Application: Read the edges from \(A\) using row = source and column = target: node 1 has edges 1→1 and 1→3; node 2 has 2→2; node 3 has 3→1 and 3→2. Now apply Warshall, scanning the intermediate node k = 1, then 2, then 3.
k = 1 (intermediate node 1): node 3 reaches 1 and node 1 reaches 3, so 3 can reach 3 — set entry (3, 3) = 1.
k = 2 (intermediate node 2): node 2 reaches only itself, so it introduces no new indirect path.

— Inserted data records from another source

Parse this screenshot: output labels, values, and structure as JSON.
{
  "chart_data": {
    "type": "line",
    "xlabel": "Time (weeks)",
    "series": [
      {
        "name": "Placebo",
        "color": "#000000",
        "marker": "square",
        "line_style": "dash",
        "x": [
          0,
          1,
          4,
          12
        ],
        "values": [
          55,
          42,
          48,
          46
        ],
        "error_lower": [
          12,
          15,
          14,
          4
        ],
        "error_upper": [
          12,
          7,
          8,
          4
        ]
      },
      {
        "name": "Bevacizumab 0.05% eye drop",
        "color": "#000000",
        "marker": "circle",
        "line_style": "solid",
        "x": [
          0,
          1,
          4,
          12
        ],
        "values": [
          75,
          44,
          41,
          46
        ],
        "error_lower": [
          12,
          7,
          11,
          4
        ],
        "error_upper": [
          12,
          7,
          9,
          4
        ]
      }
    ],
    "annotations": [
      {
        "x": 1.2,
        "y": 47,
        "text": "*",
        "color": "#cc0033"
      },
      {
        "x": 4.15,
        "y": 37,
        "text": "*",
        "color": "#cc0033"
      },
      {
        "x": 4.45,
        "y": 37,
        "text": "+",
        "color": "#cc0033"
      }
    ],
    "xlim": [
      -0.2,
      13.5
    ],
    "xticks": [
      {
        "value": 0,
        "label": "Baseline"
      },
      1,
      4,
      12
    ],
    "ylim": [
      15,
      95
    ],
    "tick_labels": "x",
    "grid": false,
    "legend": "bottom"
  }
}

k = 3 (intermediate node 3): node 1 reaches 3 and node 3 reaches 2, so 1 can reach 2 — set entry (1, 2) = 1.
Collecting every reachable ordered pair gives the reachability matrix
\(\begin{bmatrix} 1 & 1& 1\\ 0 & 1 & 0\\ 1& 1& 1 \end{bmatrix}\)
Cross-check: Trace reachability directly. From node 1: 1→3 then 3→2, so node 1 reaches 1, 2 and 3 — row [1 1 1]. From node 2: only the self-loop 2→2 — row [0 1 0]. From node 3: 3→1, 3→2, and 3→1→3, so node 3 reaches 1, 2 and 3 — row [1 1 1]. This matches the matrix above, confirming the closure.